Taşkent'de düzenlenen ve binlerce kişinin katıldığı halk gösterilerini müteakip 5 Eylül 1967'de S.S.C.B. Yüksek Sovyeti Prezidiumu "Qırım'da Yaşamış Tatar Milliyetinden Yurttaşlar Hakkında" bir Kararname yayınladı. Bu kararnamede, "evvelce Qırım'da yaşamış Tatarlar"ın sürgün edildikleri yerlerde ne kadar geniş haklara sahip oldukları hususundaki klasik demagojinin yanı sıra, Qırım Müslüman Tatarlarının bundan böyle Sovyetler Birliği'nin her yerinde yaşama hakları olduğu kaydediliyordu. Bu kararname’nin neşriyle birlikte, yüzlerce Qırım Müslüman Tatar ailesi Qırım'a hareket etti. Ne var ki, Qırım'daki mahallî idareciler söz konusu Kararname’nin münhasıran "emperyalist propaganda"yı etkisiz kılmak maksadıyla neşredildiği ve Qırım Müslüman Tatarları için Sovyetler Birliği'nin her tarafında yaşayabilmeleri hususunun hiç bir şekilde Qırım'a yerleşmeleri mânâsına gelmediği hususunda merkezden "izahat" almışlardı. Böylece, Kırım'a dönen Qırım Müslüman Tatarlarını geri göndermek üzere derhal tedbirler almaya giriştiler. Qırım Tatarları Kırım'da ev satın aldıklarında, oturma izni ve iş temini gibi hususlarda bunları noterde tasdik ettiremiyor, sonra da oturma izinleri olmadığı için defalarca ceza ödüyorlar ve nihayet pasaport düzenini ihlâl ettikleri için hüküm giydirilerek cebren Kırım dışına çıkarılıyorlardı. Bütün bunlar mahallî yetkililerin Qırım Müslüman Tatarlarına reva gördükleri standart muameleydi.

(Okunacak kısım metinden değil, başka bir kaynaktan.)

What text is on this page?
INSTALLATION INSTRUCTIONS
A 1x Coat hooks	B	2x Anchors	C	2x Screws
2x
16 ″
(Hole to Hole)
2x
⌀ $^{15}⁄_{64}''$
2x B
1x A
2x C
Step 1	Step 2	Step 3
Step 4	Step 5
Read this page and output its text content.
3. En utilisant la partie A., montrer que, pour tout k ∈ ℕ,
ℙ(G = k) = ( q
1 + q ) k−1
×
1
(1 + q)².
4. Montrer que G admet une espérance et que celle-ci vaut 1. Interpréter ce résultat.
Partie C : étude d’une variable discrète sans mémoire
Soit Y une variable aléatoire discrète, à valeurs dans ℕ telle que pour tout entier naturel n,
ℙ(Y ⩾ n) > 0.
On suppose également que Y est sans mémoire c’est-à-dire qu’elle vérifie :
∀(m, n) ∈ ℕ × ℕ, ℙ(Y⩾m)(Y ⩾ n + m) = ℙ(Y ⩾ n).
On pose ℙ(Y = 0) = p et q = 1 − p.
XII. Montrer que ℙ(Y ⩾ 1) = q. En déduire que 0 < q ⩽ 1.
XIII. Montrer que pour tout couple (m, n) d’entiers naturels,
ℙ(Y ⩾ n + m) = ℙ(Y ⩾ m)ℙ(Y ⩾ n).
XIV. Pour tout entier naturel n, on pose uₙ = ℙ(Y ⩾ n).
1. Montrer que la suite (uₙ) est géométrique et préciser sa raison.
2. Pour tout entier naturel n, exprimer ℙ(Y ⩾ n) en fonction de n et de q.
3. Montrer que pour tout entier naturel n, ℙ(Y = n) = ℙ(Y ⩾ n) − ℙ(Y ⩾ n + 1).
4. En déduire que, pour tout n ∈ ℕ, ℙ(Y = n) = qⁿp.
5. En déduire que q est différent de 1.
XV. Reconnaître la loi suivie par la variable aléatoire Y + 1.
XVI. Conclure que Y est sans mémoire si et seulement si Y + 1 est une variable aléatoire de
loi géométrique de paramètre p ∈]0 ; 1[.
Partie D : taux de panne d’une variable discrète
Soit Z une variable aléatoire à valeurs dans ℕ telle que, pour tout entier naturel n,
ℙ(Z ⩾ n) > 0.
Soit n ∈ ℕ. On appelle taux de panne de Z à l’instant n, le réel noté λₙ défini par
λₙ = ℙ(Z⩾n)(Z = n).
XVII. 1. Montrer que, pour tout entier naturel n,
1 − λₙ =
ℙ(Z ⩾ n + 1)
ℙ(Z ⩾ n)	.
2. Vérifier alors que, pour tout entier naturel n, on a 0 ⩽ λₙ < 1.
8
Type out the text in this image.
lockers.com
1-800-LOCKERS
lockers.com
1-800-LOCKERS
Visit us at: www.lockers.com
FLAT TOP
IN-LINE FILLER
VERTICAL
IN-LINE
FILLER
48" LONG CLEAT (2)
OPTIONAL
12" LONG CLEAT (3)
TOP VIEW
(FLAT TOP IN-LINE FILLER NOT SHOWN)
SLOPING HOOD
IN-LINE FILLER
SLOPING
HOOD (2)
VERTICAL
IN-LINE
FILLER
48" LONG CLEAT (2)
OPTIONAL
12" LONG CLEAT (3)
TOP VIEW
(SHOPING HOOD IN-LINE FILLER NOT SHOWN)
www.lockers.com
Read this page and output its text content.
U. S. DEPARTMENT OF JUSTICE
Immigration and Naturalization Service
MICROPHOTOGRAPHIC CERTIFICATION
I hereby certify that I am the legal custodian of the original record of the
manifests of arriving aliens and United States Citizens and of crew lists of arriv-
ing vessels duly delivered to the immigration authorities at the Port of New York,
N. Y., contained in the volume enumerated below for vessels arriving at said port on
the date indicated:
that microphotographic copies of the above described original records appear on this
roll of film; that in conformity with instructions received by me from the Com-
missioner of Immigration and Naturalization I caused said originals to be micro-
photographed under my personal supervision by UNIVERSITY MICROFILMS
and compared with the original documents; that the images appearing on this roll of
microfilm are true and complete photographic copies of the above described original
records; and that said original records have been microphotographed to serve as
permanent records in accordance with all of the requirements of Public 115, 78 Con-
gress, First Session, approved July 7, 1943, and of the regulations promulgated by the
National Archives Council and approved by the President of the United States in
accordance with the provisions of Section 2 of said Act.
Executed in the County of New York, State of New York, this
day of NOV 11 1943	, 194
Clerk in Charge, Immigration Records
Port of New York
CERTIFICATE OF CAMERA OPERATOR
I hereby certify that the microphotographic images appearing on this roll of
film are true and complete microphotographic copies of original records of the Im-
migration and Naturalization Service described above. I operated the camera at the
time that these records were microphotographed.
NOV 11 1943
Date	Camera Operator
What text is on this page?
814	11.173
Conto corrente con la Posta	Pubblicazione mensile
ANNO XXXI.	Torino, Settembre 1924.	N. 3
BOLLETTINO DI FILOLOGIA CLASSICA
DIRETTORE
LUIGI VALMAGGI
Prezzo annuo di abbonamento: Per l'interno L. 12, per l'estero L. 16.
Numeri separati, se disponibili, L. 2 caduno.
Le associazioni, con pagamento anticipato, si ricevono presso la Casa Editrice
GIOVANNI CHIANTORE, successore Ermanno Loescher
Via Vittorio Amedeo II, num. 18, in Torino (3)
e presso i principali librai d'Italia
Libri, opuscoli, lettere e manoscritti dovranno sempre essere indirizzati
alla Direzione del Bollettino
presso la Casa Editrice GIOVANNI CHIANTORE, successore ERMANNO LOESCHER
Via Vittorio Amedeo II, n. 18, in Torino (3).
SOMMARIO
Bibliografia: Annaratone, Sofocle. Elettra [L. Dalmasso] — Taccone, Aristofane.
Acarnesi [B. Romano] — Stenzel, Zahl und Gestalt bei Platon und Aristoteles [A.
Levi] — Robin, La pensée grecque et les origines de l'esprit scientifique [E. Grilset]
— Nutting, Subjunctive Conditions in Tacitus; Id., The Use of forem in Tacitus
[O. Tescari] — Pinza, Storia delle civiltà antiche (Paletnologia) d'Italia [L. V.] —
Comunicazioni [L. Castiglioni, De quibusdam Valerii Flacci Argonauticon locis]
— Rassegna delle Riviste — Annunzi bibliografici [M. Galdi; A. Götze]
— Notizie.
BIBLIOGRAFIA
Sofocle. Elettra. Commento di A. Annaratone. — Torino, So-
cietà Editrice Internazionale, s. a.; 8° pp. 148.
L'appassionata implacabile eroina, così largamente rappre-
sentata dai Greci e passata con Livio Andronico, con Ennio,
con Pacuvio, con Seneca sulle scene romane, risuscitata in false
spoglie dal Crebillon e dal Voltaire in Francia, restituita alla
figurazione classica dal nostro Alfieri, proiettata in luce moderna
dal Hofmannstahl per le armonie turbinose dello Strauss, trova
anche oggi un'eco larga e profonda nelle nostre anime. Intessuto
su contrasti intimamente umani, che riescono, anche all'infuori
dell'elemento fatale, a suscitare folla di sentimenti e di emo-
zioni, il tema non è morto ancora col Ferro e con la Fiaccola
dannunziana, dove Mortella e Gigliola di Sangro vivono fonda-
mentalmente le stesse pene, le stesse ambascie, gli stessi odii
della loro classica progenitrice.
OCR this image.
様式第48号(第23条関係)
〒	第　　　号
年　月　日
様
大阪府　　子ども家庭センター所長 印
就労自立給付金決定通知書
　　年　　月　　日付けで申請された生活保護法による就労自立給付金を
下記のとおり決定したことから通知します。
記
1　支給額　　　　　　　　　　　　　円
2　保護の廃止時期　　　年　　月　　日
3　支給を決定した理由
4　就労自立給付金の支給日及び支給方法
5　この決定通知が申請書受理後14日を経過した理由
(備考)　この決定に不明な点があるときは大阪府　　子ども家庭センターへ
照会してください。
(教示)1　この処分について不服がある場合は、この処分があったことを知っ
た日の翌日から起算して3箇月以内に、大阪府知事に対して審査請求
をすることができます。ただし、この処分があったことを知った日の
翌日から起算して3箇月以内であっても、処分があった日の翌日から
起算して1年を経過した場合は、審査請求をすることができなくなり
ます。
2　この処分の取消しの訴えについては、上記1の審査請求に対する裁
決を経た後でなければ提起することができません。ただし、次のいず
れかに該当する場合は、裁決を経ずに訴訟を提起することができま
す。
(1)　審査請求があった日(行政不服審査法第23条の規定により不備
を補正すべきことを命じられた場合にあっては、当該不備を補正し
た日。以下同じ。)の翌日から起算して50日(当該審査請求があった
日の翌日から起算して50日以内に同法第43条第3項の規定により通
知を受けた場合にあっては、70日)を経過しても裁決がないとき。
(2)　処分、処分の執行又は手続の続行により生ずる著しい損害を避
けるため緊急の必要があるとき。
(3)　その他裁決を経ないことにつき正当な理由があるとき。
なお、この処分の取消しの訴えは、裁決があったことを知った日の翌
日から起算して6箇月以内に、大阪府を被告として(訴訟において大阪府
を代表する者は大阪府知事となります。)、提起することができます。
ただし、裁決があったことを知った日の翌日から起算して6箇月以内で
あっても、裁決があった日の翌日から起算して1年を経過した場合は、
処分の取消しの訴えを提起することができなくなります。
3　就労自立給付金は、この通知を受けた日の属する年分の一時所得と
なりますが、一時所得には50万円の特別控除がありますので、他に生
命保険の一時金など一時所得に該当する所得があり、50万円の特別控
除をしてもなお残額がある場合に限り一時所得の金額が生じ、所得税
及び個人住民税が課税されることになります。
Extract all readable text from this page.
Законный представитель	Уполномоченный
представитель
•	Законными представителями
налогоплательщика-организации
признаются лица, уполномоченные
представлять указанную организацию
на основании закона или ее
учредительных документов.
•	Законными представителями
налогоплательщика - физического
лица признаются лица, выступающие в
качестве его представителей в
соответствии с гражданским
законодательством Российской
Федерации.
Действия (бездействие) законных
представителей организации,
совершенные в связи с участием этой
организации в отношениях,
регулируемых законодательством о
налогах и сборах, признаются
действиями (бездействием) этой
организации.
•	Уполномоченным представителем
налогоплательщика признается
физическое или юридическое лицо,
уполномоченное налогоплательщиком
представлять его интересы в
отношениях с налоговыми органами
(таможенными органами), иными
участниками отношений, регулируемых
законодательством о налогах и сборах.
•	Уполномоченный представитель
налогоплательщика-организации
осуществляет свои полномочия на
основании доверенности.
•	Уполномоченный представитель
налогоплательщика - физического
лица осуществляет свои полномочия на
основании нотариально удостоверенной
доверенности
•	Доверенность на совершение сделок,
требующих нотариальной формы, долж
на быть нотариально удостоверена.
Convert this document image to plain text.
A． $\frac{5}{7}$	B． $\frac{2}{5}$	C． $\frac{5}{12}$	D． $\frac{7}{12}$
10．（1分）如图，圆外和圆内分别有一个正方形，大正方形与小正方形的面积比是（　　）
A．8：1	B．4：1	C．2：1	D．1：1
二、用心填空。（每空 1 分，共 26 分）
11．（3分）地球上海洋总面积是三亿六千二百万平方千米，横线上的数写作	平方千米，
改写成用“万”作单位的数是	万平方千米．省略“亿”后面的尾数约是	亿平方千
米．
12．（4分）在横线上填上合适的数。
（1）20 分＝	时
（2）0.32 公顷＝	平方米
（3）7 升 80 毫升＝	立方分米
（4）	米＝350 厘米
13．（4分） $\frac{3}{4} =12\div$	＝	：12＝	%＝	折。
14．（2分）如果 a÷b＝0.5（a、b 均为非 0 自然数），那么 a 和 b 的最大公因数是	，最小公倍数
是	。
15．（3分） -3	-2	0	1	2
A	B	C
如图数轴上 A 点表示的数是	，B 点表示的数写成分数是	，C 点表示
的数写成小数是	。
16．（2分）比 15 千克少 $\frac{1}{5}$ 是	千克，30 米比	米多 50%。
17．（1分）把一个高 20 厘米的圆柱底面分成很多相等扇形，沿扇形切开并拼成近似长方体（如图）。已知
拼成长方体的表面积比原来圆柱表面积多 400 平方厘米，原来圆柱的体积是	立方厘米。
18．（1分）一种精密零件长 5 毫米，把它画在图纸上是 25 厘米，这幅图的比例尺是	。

Qırım dışına atılmalarının bazen trajik neticeleri olmaktaydı. Qırım'dan ailesi ile birlikte fevkalâde gaddarâne bir muameleyle dışarı sürülen 35 yaşındaki Fevzi Seydaliyev'in hikâyesi buna bir örnektir, Seydaliyev Qırım'dan dışarı çıkarıldıktan sonra Moskova'ya giderek Kızıl Meydan'da protesto gösterisi yapmaya kalkıştı. Derhal tutuklandı ve kapatıldığı Dnepropetrovsk şehri hapishanesinde 19 Ekim 1968'de öldürüldü.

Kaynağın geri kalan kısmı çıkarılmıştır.